Pour être complètement transparente avec ceux qui nous lisent, nous avions au départ le projet de faire un livre. Une version familiale et illustrée de mon livre L'épaisseur des jours que j'avais édité l'année passée. Durant quasiment un an, nous avons échangé textes et illustrations, et en parallèle, je travaillais sur la mise en page. Lorsque nous avons fait imprimer un exemplaire test, ce fût la désillusion. D'une part l'impression était loin de la qualité que nous souhaitions mais en plus notre projet installé dans le carcan d'un livre perdait toute sa magie. Tes illustrations ne pouvaient pas être appréciées pleinement et mon travail de texte paraissait comme figé au milieu de tout ça sans laisser place à l'imaginaire. Je suis revenue vers toi quelques semaines après, avec une nouvelle proposition, l'idée d'une boite qui rassemblerait l'entièreté de notre travail sans reliure. Et plus encore, qui exprimerait tout autant le processus de création, nos différents niveaux de travail et l'envie d'offrir une plongée dans notre univers.

Cette idée m'est venue, parce que j'ai réalisé que nous avions beaucoup travaillé sur l'expérience de partage entre les parents et les enfants, autour de nos textes et illustrations. Seulement, le format du livre ne permettait plus cela de la même manière. Il fallait trouver une nouvelle forme qui nous donnait à nouveau accès à cette dimension.

As-tu douté de cette décision de s'éloigner d'un projet éditorial classique ? Trouves-tu aujourd'hui intéressant de proposer une autre façon d'accéder à tes illustrations et aux textes sans passer par le livre ?

Non, je n’ai pas douté, au contraire. J’aime que les projets puissent s’élargir, être questionnés et retravaillés. Un projet est vivant, il peut prendre de nouveaux chemins, et parfois, une nouvelle forme qui lui correspond mieux.
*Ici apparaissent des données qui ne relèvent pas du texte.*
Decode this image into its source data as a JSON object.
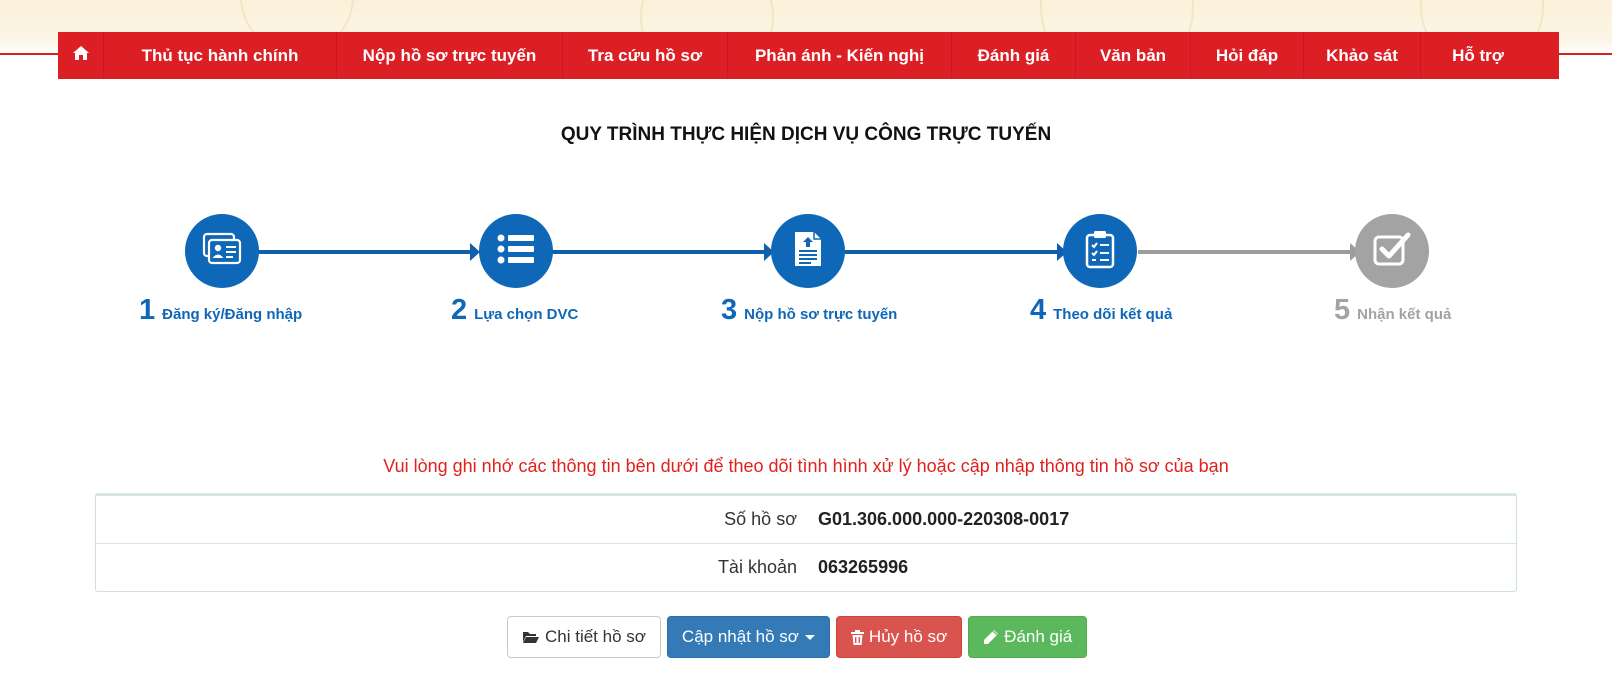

Quand tu m’as parlé de cette idée de boîte, j’ai senti qu’on retrouvait ce qui s’était un peu perdu dans le format livre : plus d’air, plus de liberté, et la possibilité de voir les images dans leur entièreté. Ce format laisse aux textes et aux illustrations plus d’espace, et invite à les manipuler, à les déplacer, à les redécouvrir autrement. C’est plus vivant, plus libre… et j’aime l’idée que chacun puisse se l’approprier à sa façon. Et puis, cette notion de « collection personnelle » ouvre aussi la voie à de futures collaborations que je suis très curieuse de découvrir !

La question du format s'est posée. Nous avons opté pour un format A5, suffisamment grand pour apprécier tes illustrations tout en restant maniable. Nous avons conscience que cette objet est beaucoup plus fragile qu'un livre dans les mains d'un enfant mais c'est aussi cela que je souhaitais proposer : l'éveil à l'attention, découvrir l’univers d’un artiste comme un coup d’œil privilégié sur la table de son atelier et la volonté de partager des expériences différentes avec ces multiples formats que l’on peut conserver ou sortir de la boite. Toi qui a une fille de deux ans, penses-tu qu'au fil du temps cet objet sera le support de nombreux échanges avec elle ?​

Je suis curieuse de voir comment ma fille de deux ans s’y intéressera avec le temps, quelles images ou textes retiendront son attention, ce qu’elle aimera regarder, ou les questions qu’elle me posera.

Et au-delà de ma fille, je suis aussi curieuse de voir comment chacun s’appropriera cet objet. Le fait qu’il y ait plusieurs illustrations et plusieurs textes ouvre beaucoup de possibilités, on peut varier les accrochages, encadrer une image quelques mois puis la remplacer par une autre, ou afficher uniquement un texte si c’est lui qui résonne davantage. Certains garderont peut-être la boîte fermée pour la redécouvrir de temps en temps, d’autres y puiseront régulièrement. Cette diversité d’usages possibles me plaît beaucoup, parce qu’elle laisse à chacun la liberté d’inventer son propre lien à l’objet.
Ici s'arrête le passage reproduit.